Maintainer: Osman Semih Kayhan ([email protected])
We present the "4th Visual Inductive Priors for Data-Efficient Computer Vision" challenge. We offer two challenges, where models are to be trained from scratch.
This challenge is the object detection challenge. We provide DelftBikes dataset to train on. We will evaluate all models submitted to the challenge test data.
The task to be performed is object detection, i.e. predicting bounding boxes. DelftBikes contains 10,000 bike images with 22 densely annotated parts for each bike. Besides, we explicitly annotate all part locations and part states as missing, intact, damaged, or occluded. To note that, the dataset contains some noisy labels too, thefore it is more challenging. The evaluation is done on avaliable part, namely intact, damaged and occluded parts. For more information about dataset, you can check the paper.
We also provide a validation set. Validation results can be submitted to Development (Validation set).
For final submission, you can use both training and validation sets for training.
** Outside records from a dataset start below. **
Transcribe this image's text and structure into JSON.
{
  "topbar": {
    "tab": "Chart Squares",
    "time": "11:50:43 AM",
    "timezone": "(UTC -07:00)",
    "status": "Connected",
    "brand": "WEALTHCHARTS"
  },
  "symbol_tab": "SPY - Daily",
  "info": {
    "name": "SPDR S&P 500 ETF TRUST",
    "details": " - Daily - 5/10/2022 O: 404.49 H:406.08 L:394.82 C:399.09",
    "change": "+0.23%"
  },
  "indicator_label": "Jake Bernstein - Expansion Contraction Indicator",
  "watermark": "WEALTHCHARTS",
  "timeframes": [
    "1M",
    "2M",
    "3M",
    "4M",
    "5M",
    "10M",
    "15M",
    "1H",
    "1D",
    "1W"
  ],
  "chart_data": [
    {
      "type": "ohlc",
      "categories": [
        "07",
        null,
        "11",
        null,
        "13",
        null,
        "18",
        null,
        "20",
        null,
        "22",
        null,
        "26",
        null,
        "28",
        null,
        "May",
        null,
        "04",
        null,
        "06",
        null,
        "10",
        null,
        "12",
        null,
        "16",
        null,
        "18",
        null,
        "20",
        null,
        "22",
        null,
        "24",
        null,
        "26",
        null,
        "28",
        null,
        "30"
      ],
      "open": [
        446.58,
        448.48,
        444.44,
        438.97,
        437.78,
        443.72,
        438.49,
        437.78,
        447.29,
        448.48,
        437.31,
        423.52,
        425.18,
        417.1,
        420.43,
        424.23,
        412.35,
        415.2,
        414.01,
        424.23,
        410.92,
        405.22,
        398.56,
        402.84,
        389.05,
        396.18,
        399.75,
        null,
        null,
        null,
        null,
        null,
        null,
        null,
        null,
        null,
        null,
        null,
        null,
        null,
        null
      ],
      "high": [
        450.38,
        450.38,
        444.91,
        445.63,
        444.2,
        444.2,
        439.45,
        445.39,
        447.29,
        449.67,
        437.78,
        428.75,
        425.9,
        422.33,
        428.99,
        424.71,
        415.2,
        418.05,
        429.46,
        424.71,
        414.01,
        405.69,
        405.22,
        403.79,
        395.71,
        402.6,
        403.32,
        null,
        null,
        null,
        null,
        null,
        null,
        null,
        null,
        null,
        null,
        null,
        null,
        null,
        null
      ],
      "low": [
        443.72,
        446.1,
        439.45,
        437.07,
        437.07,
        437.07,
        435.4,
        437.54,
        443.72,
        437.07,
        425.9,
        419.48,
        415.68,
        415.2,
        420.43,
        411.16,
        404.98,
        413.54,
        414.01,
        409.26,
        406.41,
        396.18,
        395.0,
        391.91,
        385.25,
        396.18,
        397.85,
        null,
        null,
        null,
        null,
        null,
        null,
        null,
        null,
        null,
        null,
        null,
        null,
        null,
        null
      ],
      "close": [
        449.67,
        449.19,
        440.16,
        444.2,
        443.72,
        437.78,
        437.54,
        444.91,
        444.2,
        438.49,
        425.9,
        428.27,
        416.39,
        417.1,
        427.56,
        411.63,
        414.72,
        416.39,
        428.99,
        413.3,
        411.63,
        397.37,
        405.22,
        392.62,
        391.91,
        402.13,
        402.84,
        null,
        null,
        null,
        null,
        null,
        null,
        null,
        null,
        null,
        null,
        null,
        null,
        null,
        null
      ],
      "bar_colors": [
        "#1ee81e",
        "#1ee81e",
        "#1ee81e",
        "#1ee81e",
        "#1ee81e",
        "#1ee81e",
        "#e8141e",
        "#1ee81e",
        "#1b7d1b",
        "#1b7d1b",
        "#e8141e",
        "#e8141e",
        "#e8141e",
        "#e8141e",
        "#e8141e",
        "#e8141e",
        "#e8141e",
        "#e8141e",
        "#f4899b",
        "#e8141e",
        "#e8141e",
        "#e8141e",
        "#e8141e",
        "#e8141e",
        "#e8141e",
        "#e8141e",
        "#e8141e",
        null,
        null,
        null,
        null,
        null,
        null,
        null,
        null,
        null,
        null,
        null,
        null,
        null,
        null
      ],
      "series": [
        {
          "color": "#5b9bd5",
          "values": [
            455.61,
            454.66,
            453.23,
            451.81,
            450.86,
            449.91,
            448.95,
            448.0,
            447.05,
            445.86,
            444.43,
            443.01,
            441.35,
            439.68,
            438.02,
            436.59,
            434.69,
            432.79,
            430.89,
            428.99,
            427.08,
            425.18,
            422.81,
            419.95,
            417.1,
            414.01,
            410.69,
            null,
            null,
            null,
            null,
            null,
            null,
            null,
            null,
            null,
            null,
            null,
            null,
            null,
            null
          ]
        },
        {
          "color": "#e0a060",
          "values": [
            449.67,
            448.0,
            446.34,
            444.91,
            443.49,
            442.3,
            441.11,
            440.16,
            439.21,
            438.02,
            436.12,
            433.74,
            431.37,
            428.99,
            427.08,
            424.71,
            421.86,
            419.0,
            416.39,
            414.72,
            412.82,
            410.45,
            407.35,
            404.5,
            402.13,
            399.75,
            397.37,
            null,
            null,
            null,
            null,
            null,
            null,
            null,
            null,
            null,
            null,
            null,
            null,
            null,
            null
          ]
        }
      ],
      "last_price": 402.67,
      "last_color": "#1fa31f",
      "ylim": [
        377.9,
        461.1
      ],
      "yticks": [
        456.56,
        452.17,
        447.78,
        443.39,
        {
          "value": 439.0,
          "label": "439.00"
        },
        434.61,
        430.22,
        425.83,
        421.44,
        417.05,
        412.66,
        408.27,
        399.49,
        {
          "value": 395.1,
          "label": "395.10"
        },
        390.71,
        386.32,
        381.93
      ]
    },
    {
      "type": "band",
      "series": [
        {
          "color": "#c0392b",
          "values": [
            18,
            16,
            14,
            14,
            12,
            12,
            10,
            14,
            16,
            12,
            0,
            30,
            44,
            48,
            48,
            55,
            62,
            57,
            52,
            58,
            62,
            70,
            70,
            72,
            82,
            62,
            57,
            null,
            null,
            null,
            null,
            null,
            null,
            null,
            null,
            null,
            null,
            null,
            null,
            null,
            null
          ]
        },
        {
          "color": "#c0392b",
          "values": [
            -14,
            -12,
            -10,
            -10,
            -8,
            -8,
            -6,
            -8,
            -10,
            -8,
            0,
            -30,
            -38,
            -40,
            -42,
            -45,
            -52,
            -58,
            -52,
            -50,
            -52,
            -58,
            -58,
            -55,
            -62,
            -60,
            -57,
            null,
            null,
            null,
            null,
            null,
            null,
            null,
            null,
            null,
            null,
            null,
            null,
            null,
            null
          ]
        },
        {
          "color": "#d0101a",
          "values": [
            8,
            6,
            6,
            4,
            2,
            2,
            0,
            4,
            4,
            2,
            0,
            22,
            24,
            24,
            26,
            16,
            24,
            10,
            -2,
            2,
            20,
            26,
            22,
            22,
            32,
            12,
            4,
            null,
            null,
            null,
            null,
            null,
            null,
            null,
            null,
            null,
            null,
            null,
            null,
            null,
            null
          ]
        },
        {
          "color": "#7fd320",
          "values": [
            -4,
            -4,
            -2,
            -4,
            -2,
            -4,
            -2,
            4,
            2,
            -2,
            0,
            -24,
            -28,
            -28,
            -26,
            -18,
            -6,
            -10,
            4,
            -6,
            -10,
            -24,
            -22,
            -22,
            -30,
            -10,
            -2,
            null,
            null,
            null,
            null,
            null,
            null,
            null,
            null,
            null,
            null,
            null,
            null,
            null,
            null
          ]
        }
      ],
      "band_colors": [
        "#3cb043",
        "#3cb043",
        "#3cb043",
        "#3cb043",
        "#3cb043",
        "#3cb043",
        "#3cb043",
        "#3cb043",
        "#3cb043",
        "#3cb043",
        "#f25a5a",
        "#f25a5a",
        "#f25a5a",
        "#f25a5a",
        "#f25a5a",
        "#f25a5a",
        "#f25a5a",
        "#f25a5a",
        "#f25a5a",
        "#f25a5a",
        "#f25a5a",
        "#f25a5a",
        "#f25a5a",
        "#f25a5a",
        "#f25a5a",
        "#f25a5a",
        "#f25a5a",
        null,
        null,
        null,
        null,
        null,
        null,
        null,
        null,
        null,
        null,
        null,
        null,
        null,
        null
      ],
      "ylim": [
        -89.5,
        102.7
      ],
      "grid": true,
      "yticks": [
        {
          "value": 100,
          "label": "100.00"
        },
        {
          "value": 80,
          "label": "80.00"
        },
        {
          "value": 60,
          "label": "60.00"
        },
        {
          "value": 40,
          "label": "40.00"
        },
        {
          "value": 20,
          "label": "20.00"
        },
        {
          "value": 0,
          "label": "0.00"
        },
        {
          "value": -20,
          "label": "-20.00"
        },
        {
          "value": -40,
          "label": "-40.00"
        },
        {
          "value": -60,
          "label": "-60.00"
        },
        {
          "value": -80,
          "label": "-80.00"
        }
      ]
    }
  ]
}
We provide train labels and fake test labels to be able to generate submission. Note that evaluation is performed on images with their original sizes.
To find instructions on setting up data please refer to the data README.
The evaluation server is hosted using CodaLab. Submitting to the challenge requires a CodaLab account.
Please find the evaluation server here.
To participate in the challenge one uploads a file of predictions over the challenge test set to the evaluation server. Generate these predictions by inferring your model over our test set (see data README for how to get these images) and using the provided script to store the predictions. You can also refer to the baseline code in train_baseline.py
, which includes example code on how to train Faster RCNN network. To generate and store prediction results as a submission file please use generate_submission.py
.
The submissions file is a JSON encoding of a list of bounding box predictions. This is the format of a submission file:
[
{
"image_id": "0.jpg",
"category_id": 5,
"bbox": [220,220,30,30],
"score": 0.98,
},
...
]
We trained a simple baseline model: a Faster R-CNN model with ResNet-50 FPN backbone, trained from scratch for 16 epochs with initial learning rate 0.01
and decay at epoch 15.
Image sizes are kept as original sizes and evaluation is also done on original sizes. Baseline model does not have any data augmentation. The default hyperparameters are tuned for training on a single GPU and with batch size of 4.
model | checkpoint | Test set AP @ 0.50:0.95 |
---|---|---|
Faster R-CNN ResNet-50 FPN | Download checkpoint | 0.258 |
The baseline models may be used as checkpoints from which to fine-tune. Please note this is the only exception to the rule which forbids fine-tuning.
NOTE: this code is originally from the Torchvision object detection finetuning tutorial. It has been modified in places to accomodate our needs. Please see the license terms in the top directory of the repository.
These are example commands to use to train or fine-tune the provided baselines.
Faster R-CNN - ResNet-50 FPN backbone
Execute this from the object-detection
folder:
python train_baseline.py --data_path </data/DelftBikes/> \
--train_json <train_annotations.json>
To generate submission:
- Test submission:
python generate_submission.py --data_path </data/DelftBikes/>\
--test_json <fake_test_annotations.json> --resume <checkpoint>\
- Val submission:
python generate_submission.py --data_path </data/DelftBikes/>\
--eval_mode val --test_json <val_annotations.json> --resume <checkpoint>\